I left off the 2007-08 season in which he played not a lot of minutes for two different teams (mostly because I was too lazy to do any more columns).  As you can see, he was actually a detriment to Seattle's defense in his first pair of full seasons, most especially in 2004-05.  The following season, he was actually a good defensive player for both Seattle and Cleveland-in Cleveland, he posted a net defensive efficiency of -2.7, which is pretty good.  But the following season for Detroit, he was mostly neutral.

Then there's last season with the Hawks.  He was -5.9 in net defensive efficiency, which is extremely significant.  It can't be ignored that he spent a significant about of time substituting for Mike Bibby, who was simply atrocious defensively.  But he also played nearly half his minutes alongside Bibby, which would help to skew his numbers the other way.  Even considering that, it's another feather for Mike Woodson's cap.  There's a career defensive year for a veteran player who's been with a lot of different teams.

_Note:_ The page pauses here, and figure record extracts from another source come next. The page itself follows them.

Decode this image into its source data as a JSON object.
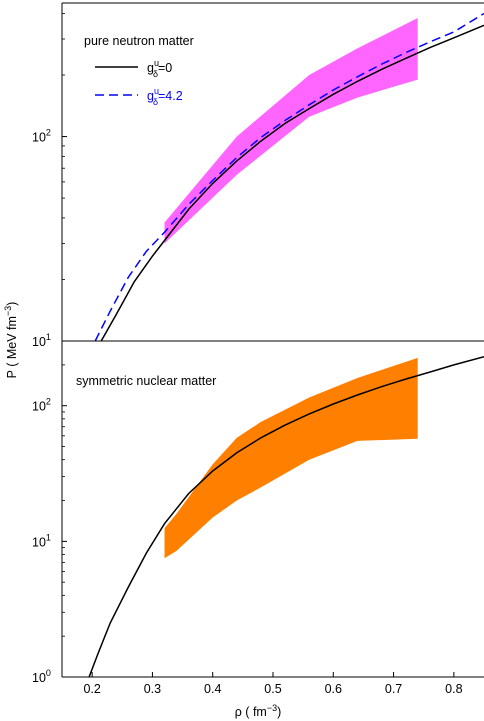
{
  "chart_data": [
    {
      "type": "area",
      "panel": "top",
      "annotation": "pure neutron matter",
      "yscale": "log",
      "ylim": [
        10,
        450
      ],
      "xlim": [
        0.15,
        0.85
      ],
      "yticks": [
        {
          "value": 100,
          "base": "10",
          "exp": "2"
        },
        {
          "value": 10,
          "base": "10",
          "exp": "1"
        }
      ],
      "legend": [
        {
          "name": "g",
          "sup": "u",
          "sub": "δ",
          "rest": "=0",
          "color": "#000000",
          "style": "solid"
        },
        {
          "name": "g",
          "sup": "u",
          "sub": "δ",
          "rest": "=4.2",
          "color": "#0000ff",
          "style": "dashed"
        }
      ],
      "band": {
        "color": "#ff66ff",
        "x": [
          0.32,
          0.44,
          0.56,
          0.64,
          0.74
        ],
        "upper": [
          38,
          100,
          200,
          270,
          380
        ],
        "lower": [
          30,
          65,
          125,
          155,
          190
        ]
      },
      "series": [
        {
          "color": "#000000",
          "style": "solid",
          "x": [
            0.215,
            0.24,
            0.27,
            0.3,
            0.32,
            0.36,
            0.4,
            0.44,
            0.48,
            0.52,
            0.56,
            0.6,
            0.64,
            0.68,
            0.72,
            0.76,
            0.8,
            0.85
          ],
          "y": [
            10,
            13.5,
            19.5,
            26,
            31,
            44,
            59,
            76,
            95,
            116,
            137,
            161,
            186,
            213,
            241,
            272,
            304,
            350
          ]
        },
        {
          "color": "#0000ff",
          "style": "dashed",
          "x": [
            0.205,
            0.23,
            0.26,
            0.29,
            0.32,
            0.36,
            0.4,
            0.44,
            0.48,
            0.52,
            0.56,
            0.6,
            0.64,
            0.68,
            0.72,
            0.76,
            0.8,
            0.85
          ],
          "y": [
            10,
            14,
            20.5,
            27.5,
            34,
            46.5,
            61,
            79,
            99,
            120,
            143,
            169,
            196,
            226,
            257,
            290,
            325,
            400
          ]
        }
      ]
    },
    {
      "type": "area",
      "panel": "bottom",
      "annotation": "symmetric nuclear matter",
      "yscale": "log",
      "ylim": [
        1,
        300
      ],
      "xlim": [
        0.15,
        0.85
      ],
      "xticks": [
        "0.2",
        "0.3",
        "0.4",
        "0.5",
        "0.6",
        "0.7",
        "0.8"
      ],
      "xtick_values": [
        0.2,
        0.3,
        0.4,
        0.5,
        0.6,
        0.7,
        0.8
      ],
      "yticks": [
        {
          "value": 100,
          "base": "10",
          "exp": "2"
        },
        {
          "value": 10,
          "base": "10",
          "exp": "1"
        },
        {
          "value": 1,
          "base": "10",
          "exp": "0"
        }
      ],
      "band": {
        "color": "#ff8000",
        "x": [
          0.32,
          0.34,
          0.4,
          0.44,
          0.48,
          0.56,
          0.64,
          0.74
        ],
        "upper": [
          12.5,
          16,
          37,
          58,
          76,
          115,
          160,
          225
        ],
        "lower": [
          7.5,
          8.5,
          15,
          20,
          25,
          40,
          55,
          57
        ]
      },
      "series": [
        {
          "color": "#000000",
          "style": "solid",
          "x": [
            0.195,
            0.21,
            0.23,
            0.26,
            0.29,
            0.32,
            0.36,
            0.4,
            0.44,
            0.48,
            0.52,
            0.56,
            0.6,
            0.64,
            0.68,
            0.72,
            0.76,
            0.8,
            0.85
          ],
          "y": [
            1.0,
            1.5,
            2.5,
            4.6,
            8.2,
            13.5,
            22.5,
            33,
            45,
            58,
            72,
            87,
            103,
            120,
            138,
            157,
            177,
            200,
            230
          ]
        }
      ]
    }
  ],
  "axes": {
    "ylabel_main": "P ( MeV fm",
    "ylabel_sup": "−3",
    "ylabel_close": ")",
    "xlabel_main": "ρ ( fm",
    "xlabel_sup": "−3",
    "xlabel_close": ")"
  }
}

Which brings us to Jamal Crawford.  The comparisons between Flip circia 2008-09 and Jamal Crawford have already been made.  But defensively, my initial thought was that Flip was a superior defensive player to Jamal Crawford, who's been disinterested in defense for a long time.  But there's evidence that, in his past, he's at least been capable of playing defense.  Here's another nice, shiny table:

 

Team/Year Defensive Efficiency ON Defensive Efficiency OFF
Chicago 2002-03 97.4 103.4
Chicago 2003-04 105.8 106.4
New York 2004-05 111.6 107.3
New York 2005-06 112.9 111.0
New York 2006-07 111.2 107.9
New York 2007-08 113.4 112.4
Golden State 2008-09 117.1 110.9

 

Stats again courtesy of 82games.com.

As you can see, when he played for the Bulls, he was actually a solid defensive player.  He was uneven in his time with the Knicks, having some years that were bad, and some that were not so bad.  Then, last season for Golden State, he was atrocious.  You could try to blame in on playing for a coach who doesn't care about defense at all, but the fact is that they gave up far fewer points per 100 possessions when Jamal Crawford was out of the game.  In short, he simply didn't play defense at all.

This is Woodson's litmus test.  Jamal Crawford is certainly capable of being a good-or at least average-defensive player.  That is, he has been in his past, and he's certainly  not at the point where guards begin to lose their first step quickness and become less effective.  Flip Murray had a season that was an outlier in so many respects that Mike Woodson can't begin to take credit for it, but he might be able to take credit for the defensive improvement we saw in RFM.  If we see the same kind of defensive improvement from Jamal Crawford this season, he will likely provide more value than the man he's essentially replacing (albeit, at much greater cost).  And I'll be forced to acknowledge that Mike Woodson does at least one thing well.